Isabella Espinosa, Co-Editor-and-Chief

When discussing scientists across history, many tend to focus on the scientists who re-shaped society’s overall idea of science and the modern world; these may include Albert Einstein, Charles Darwin, Sir Isaac Newton, Marie Curie, or Galileo. These famed scientific geniuses aided in the construction of the foundations of present-day scientific knowledge. Each one presented life-changing discoveries and inventions in the fields of mathematics, astronomy, physics, biology, and many more that are immensely useful in everyday life. But when thinking of what it means to be a scientist today, the criteria and presence seems to have changed. The great scientists of today exist in large numbers, across all demographics, and aren’t normally quite as well known as Einstein or Newton. The Future of Life Institute cites a statistic that “90% of all the scientists that ever lived are alive today”, implying that the greatest portion of scientific changemakers are currently in existence. The modern-day societal push for equality, equity, and inclusivity within science has improved the accessibility and feasibility of scientific careers and opportunities for many. We live in a world that allows for many people to pursue careers in science, and follow in the footsteps of these great inventors, discoverers, and creators, but in a much more normalized way.

So, what exactly do modern-day scientists look like? The scientists of our time originate from diverse backgrounds, are of different genders, and stand for unique ideas of progress and change. What today’s scientists look like cannot simply be encapsulated by one definition because of the expanding meaning of the career. Scientists are researchers, medical professionals, engineers, architects, mathematicians, and much more.

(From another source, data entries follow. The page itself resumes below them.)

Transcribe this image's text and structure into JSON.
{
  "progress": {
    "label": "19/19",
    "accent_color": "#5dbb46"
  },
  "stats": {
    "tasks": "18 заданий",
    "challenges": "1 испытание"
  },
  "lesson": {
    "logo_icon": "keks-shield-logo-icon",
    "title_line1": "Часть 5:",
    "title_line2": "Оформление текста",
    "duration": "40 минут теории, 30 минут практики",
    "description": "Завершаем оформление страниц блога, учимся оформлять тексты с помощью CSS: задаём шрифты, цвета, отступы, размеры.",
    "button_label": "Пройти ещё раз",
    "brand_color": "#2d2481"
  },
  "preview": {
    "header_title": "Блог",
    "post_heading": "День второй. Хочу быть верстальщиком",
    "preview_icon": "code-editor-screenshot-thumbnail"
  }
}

They are students, family members, parents, educators, caretakers, and leaders in change. They are everyday people attempting to create not-so-everyday changes within the world.

The NIH published an article by the European Molecular Biology Organization (EMBO) concluding that science “has come to occupy a central role in society” and “the emphasis has shifted from the individual scientist to collaborative work” (Frazzetto). Not only has science clearly become a figure-head in the career world, but it has also transformed from a more isolated, independent field to one of collaborative academics in hopes of creating innovation. Even more, “today there are more working scientists than have previously existed in the entire history of science”, which “has led to a ‘normalization’ of the scientist’s status” (Frazzetto). This large increase in students pursuing scientific careers has led to the job of being a scientist to transform from one of isolation and inaccessibility, to a profession at the will of all kinds of thinkers, leaders, and innovators.

What this goes to show is the question of what it means to be a scientist today is truly one containing never-ending answers. The massive growth of the scientific field has allowed for this meaning to be represented by all areas of life, matter, and change. Science as a career has broadened its scope of reach to people across the world, and is no longer as limited by stereotypes surrounding prestige, appearance, or background. The world is increasingly learning that science is for everyone and anyone and should be a collaborative effort between minds of all kinds to achieve innovation and progress for a better future.